Flick, treinador do Barcelona, em conferência de imprensa
Flick, treinador do Barcelona, em conferência de imprensa

Flick condena racismo: «É frustrante que um pequeno grupo de idiotas não entenda»

Treinador do Barcelona destacou postura de Lamine Yamal, que marcou uma posição sobre os cânticos islamofóbicos durante o jogo de Espanha contra o Egito

Na antevisão do importante duelo com o Atlético Madrid no Metropolitano, Hansi Flick, treinador do Barcelona, abordou vários temas da atualidade, desde a análise ao adversário até à condenação dos cânticos racistas no particular entre Espanha e Egito.

O técnico alemão antecipa um desafio exigente frente a uma das melhores equipas de Espanha e da Europa. «O Atlético Madrid muita qualidade e qualquer jogador pode decidir o jogo. É muito importante não cometer tantos erros como no último jogo lá», afirmou, mostrando-se satisfeito com o treino da equipa e ciente da importância dos próximos dois meses.

Flick considera o Atlético Madrid um adversário de topo, elogiando o seu treinador e jogadores. «É sempre duro jogar contra eles e têm um dos melhores treinadores do mundo. Gosto do que vejo deles e de como jogam. Têm dos melhores jogadores do mundo, como Griezmann. Os seus futebolistas são fantásticos e o ambiente no seu estádio é magnífico também», sublinhou.

Um dos temas centrais da conferência foi o racismo, na sequência dos incidentes no jogo da seleção espanhola.
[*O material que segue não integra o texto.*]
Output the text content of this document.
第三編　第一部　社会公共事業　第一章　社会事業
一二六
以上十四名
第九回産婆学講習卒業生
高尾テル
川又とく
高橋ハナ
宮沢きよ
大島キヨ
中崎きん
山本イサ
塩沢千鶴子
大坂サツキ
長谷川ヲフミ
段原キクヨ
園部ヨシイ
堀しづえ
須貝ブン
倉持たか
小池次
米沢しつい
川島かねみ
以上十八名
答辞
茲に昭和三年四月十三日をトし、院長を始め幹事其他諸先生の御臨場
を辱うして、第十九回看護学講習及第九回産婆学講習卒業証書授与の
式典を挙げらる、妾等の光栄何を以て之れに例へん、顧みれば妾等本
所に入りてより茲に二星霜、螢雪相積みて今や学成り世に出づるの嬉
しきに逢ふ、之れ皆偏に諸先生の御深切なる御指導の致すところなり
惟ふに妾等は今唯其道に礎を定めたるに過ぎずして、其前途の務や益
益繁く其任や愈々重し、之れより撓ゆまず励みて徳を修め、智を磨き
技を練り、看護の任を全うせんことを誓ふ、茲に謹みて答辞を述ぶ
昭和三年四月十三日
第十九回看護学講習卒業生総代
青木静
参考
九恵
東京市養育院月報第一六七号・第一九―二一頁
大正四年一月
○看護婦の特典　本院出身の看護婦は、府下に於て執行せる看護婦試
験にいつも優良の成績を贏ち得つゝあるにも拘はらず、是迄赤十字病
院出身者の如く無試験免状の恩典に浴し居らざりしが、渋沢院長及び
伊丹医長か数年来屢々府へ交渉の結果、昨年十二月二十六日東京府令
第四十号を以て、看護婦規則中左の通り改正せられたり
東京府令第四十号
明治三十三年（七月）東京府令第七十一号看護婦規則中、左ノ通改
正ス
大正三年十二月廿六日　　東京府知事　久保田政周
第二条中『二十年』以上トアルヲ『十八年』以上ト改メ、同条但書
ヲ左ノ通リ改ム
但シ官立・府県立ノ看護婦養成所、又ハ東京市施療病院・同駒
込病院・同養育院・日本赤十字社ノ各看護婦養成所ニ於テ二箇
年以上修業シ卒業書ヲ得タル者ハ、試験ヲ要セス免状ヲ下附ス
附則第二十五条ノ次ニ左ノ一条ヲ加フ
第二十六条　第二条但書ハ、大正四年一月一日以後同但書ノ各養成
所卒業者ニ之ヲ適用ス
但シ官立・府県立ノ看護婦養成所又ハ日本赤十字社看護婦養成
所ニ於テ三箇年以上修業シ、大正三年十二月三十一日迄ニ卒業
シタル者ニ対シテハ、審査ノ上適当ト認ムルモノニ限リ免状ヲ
Flick elogiou a postura de Lamine Yamal.

«Creio que o Lamine fez um comunicado fantástico. No futebol, defendemos a inclusão. Acho que é frustrante, é um pequeno número de idiotas que não entende isto. É altura de pensar e melhorar. Não só no futebol, mas na vida. Não há lugar para o racismo. É sobre estarmos juntos. Todos queremos ser respeitados, não importa a tua pele, raça, nada. É altura de mudar estes pensamentos», comentou.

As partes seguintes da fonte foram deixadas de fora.